At the theatre, applause and standing ovations show appreciation to the cast and crew who stand on stage and bow accordingly. If the only use of applause is to convey appreciation, then clapping after a movie is pointless. But applause is not a solely outward gesture, like the obligatory head nod to a vague acquaintance you pass on campus. Standing ovations spread through a theatre, one person stands, then another, and another. The gesture of appreciative applause is more emanating than transmissive—the audience, cast, and crew walks away feeling like they are part of something larger than themselves, and clapping in unison as a group confirms it. While theatres and cinemas are typically quiet affairs, sports events offer a magnified example of cheering to show group identity. When someone yells out, “Are you blind, ref?” it would be remarkable if the referee turned around and actually responded, “Why yes, I forgot to put my contacts on this morning and I’ve just been bullshitting this entire game!” Comments like these aren’t meant as literal advice for the referee, but as a gesture of solidarity with fellow fans upset by the call. Applause and questions like that are entirely rhetorical in nature, they affirm the obvious: “That was a great film,” or “that was a bad call.”
It isn’t surprising, then, that most of the films people report clapping at are films with strong cult fan bases. The Lord of the Rings movies, Star Wars and The Dark Knight series are all hotbeds for post-movie applause. While the “group” isn’t as identifiable without the colour-coded apparel of a sports game, the message is clear: “Pretty good movie, eh?”

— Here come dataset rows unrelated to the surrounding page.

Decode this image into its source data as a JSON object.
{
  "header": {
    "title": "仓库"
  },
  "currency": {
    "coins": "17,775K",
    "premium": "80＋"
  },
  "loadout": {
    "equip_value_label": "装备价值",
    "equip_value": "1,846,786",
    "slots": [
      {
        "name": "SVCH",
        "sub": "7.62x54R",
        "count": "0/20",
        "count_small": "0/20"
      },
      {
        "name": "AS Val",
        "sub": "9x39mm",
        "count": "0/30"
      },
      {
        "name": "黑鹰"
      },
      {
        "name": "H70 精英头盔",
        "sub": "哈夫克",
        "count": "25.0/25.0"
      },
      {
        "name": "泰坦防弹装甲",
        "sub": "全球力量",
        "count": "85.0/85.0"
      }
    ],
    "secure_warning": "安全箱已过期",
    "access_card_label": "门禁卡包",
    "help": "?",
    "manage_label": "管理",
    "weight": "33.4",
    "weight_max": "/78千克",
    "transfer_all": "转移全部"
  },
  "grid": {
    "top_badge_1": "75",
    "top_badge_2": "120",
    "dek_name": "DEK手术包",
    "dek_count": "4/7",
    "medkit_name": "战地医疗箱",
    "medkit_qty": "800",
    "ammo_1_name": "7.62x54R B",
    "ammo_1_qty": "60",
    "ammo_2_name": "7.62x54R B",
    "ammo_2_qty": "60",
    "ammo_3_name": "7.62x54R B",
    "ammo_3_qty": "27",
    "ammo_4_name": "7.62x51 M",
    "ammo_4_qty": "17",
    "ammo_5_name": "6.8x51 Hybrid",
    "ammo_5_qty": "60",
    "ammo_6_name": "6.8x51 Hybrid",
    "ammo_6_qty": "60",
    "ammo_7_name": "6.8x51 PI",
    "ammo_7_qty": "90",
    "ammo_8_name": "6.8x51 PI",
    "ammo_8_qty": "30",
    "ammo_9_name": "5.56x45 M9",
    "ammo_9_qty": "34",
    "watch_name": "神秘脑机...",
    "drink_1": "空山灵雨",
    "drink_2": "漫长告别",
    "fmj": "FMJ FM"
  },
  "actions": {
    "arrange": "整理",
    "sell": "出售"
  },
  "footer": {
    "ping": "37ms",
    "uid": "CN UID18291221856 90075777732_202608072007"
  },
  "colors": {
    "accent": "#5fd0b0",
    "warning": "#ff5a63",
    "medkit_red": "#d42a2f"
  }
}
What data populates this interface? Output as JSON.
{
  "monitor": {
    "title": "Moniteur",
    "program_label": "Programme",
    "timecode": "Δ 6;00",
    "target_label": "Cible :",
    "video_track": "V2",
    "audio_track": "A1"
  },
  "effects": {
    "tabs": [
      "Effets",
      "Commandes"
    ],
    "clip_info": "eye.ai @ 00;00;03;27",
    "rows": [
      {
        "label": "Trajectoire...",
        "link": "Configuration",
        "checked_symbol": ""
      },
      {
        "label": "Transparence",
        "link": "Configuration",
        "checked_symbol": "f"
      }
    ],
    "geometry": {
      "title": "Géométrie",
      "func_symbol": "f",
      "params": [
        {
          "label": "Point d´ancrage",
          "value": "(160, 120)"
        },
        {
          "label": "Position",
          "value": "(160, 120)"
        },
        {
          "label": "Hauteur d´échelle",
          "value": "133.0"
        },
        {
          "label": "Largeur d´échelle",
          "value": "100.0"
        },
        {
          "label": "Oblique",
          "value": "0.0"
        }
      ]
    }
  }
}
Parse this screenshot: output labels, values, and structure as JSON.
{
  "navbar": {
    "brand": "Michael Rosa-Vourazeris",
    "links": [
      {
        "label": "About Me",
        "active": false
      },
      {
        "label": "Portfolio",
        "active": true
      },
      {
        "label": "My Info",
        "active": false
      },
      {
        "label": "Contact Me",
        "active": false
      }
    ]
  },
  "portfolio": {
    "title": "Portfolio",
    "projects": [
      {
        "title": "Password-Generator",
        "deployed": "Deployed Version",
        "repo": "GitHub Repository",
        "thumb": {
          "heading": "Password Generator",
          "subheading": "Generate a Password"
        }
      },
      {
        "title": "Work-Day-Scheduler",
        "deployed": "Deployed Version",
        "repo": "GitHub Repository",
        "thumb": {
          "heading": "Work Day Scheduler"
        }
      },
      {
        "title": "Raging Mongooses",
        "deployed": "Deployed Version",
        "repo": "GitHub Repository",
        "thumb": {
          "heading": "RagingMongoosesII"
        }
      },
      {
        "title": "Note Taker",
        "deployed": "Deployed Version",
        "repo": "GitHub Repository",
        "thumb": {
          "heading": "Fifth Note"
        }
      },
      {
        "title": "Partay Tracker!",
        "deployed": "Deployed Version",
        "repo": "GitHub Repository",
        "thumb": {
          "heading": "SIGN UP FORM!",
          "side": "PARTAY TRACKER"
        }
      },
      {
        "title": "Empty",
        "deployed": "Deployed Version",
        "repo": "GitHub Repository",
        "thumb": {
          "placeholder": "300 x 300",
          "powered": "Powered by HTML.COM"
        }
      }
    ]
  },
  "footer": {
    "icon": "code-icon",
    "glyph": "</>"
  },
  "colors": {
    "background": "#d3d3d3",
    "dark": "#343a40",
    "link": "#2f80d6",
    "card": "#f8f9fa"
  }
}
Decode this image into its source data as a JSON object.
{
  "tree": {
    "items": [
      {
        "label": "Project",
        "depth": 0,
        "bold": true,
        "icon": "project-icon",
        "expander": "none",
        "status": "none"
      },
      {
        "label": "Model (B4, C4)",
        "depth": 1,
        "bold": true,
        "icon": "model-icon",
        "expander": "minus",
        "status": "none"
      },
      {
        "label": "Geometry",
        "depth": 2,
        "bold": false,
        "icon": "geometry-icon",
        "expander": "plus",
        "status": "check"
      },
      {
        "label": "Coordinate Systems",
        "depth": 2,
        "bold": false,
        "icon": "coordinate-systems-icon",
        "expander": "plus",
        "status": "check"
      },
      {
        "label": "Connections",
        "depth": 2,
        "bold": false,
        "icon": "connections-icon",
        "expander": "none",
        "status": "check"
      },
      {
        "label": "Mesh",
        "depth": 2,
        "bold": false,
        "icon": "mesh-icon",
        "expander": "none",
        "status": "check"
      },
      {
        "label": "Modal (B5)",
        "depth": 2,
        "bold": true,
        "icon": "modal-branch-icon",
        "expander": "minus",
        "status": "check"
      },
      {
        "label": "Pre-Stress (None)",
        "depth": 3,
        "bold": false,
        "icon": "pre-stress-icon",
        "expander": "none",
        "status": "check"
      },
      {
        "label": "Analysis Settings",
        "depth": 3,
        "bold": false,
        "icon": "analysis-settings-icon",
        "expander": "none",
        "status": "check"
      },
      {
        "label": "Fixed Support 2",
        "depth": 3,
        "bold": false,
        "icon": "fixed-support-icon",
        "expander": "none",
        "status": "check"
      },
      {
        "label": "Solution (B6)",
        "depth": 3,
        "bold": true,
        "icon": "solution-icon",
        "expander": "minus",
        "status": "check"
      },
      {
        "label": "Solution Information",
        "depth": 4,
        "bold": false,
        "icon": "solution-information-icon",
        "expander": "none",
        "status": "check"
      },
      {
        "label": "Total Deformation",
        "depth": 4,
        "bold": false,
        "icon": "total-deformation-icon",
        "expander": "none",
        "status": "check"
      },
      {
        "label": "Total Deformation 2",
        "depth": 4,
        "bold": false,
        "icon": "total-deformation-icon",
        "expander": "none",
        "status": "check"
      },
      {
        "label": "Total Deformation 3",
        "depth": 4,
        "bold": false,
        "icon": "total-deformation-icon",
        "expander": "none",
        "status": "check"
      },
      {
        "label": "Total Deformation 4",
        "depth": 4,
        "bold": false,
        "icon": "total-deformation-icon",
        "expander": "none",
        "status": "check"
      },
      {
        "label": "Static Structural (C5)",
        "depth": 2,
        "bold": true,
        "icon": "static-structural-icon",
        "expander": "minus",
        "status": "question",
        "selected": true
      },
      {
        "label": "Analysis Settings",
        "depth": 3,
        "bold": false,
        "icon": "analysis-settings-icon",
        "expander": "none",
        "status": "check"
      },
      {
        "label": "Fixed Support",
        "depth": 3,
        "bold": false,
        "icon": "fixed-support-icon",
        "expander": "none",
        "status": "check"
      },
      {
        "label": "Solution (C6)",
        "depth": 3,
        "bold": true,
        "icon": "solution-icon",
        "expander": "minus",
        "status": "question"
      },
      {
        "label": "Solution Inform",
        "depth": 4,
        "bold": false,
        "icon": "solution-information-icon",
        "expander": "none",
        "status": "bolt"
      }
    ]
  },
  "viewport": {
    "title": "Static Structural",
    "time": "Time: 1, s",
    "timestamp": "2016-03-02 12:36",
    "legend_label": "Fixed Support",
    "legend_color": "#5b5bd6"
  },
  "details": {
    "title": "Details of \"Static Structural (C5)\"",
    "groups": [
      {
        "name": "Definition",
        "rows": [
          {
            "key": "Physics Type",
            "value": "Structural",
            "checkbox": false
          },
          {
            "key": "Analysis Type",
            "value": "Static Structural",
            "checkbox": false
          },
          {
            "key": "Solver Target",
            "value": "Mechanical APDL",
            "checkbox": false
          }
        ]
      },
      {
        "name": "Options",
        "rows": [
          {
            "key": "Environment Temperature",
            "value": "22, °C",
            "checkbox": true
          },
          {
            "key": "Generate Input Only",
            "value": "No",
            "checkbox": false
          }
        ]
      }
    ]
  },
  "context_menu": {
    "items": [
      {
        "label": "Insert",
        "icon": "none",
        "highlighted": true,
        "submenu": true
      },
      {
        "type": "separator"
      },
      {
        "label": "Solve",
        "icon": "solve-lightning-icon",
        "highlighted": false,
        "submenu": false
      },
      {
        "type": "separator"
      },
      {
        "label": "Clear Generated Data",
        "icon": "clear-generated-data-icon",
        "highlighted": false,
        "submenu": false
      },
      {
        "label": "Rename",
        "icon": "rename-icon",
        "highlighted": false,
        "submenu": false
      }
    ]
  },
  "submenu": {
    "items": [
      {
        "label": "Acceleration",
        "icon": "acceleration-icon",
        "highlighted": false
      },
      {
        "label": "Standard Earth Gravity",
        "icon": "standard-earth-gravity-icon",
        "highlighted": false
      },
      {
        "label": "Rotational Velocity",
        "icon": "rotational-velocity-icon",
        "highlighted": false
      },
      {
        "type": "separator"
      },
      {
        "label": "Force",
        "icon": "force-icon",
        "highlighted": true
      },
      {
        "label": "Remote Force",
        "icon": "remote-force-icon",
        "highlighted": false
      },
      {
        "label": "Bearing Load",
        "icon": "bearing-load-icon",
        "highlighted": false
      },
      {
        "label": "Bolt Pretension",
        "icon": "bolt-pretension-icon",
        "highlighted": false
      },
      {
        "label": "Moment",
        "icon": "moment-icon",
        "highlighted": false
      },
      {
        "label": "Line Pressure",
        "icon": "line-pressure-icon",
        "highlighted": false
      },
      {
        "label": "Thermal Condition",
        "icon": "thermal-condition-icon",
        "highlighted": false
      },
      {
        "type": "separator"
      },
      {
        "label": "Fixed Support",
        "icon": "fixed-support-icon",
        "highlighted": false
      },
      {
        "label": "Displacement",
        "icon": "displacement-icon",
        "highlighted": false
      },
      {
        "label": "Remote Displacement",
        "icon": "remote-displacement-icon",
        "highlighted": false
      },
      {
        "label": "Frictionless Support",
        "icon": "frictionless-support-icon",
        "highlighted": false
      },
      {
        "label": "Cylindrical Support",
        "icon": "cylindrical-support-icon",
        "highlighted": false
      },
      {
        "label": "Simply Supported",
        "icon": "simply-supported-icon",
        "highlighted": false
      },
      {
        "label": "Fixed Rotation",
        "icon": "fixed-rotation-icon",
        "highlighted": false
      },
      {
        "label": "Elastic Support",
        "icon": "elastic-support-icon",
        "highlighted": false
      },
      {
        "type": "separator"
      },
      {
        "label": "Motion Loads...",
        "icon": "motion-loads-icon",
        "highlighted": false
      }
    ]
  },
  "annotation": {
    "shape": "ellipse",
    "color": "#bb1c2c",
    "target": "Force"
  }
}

Movie theatres are odd social spaces. One sits in a room with several dozen strangers, entirely in silence. Additionally, film as a genre is moving toward greater viewer immersion. The expansion of 3D and VR draws viewers into the film itself and away from the theatre environment. Increasing viewer participation has been tried and discarded with the failed idea of smell-o-vision (Rugrats Go Wild 2003). But stalwarts of extreme audience participation have continued with screenings of The Rocky Horror Picture Show, in which audience members go so far as to bring props and dress up as characters in the movie. This would be excessive to do for every movie, but watching a film is a shared emotional experience—people resonate with the emotions of others. Laughter with a group is always louder than laughing alone—this is the lasting power of the cinema. Of course, there’s a line—one should not jeer constantly, standard rules of etiquette still apply. But if by the end of the film one feels like letting off some applause, give it a go and see how many people feel the same.